On Fri, Nov 4, 2022 at 5:40 AM Jorge Lopez
<jorge.lo...@eu.equinix.com.invalid> wrote:

> Hi,
>
> I'm using my own development of guacamole server through a django project
> and I will like to specify and sftp path for drag and drop files upload. I
> tried with sftp-root-directory as specified in
> https://guacamole.apache.org/doc/gug/configuring-guacamole.html#ssh but I
> think it's just for file browser, because if a user drops a file in the
> window the file is upload to the user's home directory, not at the path
> specified in sftp-root-directory, and, in some cases this path doesn't
> exist so file is not uploaded or I can't find where the file is uploaded.
>

The "sftp-root-directory" parameter only affects the file browser. From the
documentation for that parameter:

"The directory to expose to connected users via Guacamole’s file browser.
If omitted, the root directory will be used by default."

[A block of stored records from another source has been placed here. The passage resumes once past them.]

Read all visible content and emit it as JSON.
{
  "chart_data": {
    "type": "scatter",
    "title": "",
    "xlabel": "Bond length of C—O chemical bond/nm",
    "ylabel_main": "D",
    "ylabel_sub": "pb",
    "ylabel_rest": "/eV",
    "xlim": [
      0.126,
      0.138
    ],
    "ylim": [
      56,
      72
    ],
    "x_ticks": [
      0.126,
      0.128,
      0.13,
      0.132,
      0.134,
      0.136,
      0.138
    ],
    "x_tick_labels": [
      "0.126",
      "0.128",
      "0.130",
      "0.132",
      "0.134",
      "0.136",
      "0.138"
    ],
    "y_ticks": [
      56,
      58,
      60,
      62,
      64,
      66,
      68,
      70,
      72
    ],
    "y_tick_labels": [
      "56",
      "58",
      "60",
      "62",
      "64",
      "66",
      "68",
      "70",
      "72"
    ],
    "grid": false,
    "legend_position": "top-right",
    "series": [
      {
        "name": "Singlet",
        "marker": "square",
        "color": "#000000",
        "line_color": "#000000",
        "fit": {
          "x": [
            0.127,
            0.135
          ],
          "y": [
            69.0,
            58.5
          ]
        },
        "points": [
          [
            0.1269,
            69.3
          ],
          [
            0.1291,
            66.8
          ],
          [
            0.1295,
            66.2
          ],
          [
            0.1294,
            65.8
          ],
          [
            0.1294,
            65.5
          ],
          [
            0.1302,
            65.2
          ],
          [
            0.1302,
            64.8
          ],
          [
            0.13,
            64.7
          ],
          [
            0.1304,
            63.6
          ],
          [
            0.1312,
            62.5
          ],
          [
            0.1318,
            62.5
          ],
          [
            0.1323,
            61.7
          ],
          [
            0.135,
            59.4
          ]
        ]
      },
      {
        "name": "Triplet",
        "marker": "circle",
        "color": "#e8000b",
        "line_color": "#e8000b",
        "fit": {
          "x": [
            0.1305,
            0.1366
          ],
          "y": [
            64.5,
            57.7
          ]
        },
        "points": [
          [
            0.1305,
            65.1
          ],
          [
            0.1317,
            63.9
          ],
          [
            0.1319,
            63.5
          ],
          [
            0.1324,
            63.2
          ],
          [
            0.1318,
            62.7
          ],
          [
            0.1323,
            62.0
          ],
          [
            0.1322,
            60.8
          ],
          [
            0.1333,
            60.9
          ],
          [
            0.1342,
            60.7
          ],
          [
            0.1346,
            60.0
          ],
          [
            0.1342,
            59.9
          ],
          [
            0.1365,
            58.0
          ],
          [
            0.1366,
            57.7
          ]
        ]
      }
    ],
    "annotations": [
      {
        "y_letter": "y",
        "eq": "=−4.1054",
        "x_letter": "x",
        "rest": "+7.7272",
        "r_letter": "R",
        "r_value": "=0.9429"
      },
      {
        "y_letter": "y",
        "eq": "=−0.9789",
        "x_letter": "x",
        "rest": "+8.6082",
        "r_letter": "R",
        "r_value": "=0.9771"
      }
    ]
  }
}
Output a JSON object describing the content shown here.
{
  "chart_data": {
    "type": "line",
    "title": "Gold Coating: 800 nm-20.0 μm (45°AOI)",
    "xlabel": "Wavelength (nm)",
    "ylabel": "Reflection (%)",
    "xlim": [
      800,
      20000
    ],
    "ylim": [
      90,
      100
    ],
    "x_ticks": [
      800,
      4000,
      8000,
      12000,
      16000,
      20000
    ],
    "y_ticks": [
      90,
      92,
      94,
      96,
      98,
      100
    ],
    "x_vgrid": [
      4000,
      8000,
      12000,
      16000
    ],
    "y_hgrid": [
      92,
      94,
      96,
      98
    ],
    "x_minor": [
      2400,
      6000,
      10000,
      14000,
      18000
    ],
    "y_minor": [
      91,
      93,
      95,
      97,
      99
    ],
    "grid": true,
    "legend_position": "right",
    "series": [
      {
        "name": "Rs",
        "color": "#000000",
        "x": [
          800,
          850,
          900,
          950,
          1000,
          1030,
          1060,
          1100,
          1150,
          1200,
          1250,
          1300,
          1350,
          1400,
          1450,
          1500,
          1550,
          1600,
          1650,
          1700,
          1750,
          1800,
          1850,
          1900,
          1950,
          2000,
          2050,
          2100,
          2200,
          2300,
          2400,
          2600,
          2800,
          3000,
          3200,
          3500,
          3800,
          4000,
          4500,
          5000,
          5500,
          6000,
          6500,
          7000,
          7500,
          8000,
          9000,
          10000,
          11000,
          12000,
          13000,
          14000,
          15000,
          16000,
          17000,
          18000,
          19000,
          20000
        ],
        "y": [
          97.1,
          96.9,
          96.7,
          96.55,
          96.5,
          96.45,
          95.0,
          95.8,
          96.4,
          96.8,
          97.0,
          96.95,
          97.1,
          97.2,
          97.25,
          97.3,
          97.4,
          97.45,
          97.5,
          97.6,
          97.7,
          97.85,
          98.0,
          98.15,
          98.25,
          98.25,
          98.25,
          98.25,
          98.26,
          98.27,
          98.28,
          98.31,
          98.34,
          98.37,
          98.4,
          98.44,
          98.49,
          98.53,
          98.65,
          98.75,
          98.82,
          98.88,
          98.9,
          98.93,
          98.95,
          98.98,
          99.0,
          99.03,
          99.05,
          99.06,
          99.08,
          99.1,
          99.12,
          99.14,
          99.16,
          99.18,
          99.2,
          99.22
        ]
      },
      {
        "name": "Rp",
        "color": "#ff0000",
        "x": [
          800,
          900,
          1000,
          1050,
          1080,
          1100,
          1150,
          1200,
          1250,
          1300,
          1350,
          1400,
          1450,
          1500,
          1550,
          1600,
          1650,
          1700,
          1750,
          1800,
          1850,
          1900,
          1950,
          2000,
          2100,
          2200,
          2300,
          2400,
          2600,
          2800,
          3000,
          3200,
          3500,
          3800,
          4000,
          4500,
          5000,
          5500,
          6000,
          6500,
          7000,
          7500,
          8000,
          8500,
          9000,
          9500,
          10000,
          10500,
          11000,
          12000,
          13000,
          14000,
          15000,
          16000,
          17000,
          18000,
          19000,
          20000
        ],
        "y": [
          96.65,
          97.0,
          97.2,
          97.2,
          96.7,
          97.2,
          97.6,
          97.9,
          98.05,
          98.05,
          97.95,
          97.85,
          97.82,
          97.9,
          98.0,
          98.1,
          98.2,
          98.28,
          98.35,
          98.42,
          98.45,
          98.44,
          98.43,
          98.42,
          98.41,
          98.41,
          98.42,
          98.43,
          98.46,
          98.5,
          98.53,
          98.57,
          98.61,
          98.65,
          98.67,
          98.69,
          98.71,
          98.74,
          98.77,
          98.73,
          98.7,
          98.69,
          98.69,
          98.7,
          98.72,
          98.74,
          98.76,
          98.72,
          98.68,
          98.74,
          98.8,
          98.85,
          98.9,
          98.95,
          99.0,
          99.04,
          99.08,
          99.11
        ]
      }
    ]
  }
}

Uploads that are just dragged into the browser window will go to whichever
path the SFTP server considers the default, typically the user's home
directory.

As I see in guacd container logs, there is no error and sftp is connected
> succesfully. With RDP connections 'drive_path' option is working as
> expected, but not for ssh. I also tried adding the absolute path to the
> filename once I created the FileStream in my .js client implementation:
>
> filename = `/tmp/test/${filename}`
>
> let stream = guac.createFileStream(mimetype, filename);
>
> But as I see in guacd logs, it's raising an error
>
> Filename "/tmp/test/test.docx" is invalid or resulting path is too long
>
>
The filename of a file stream is just the filename of the destination file,
not the destination path. The attempt to upload is being rejected because
of the inclusion of path separators in that filename. To upload to a
specific path, you'll need to use the same mechanism as the file browser,
leveraging the filesystem object received at the beginning of the
connection and then createOutputStream() of that filesystem object instead
of the client-level createFileStream(). For example:

// After setting a handler for guac.onfilesystem so we have a reference to
any received filesystem ...
let stream = filesystem.createOutputStream('application/octet-stream',
'/tmp/test/test.docx');


Unlike the file stream, the filesystem object has defined behavior for path
separators in stream names and will handle those as directories.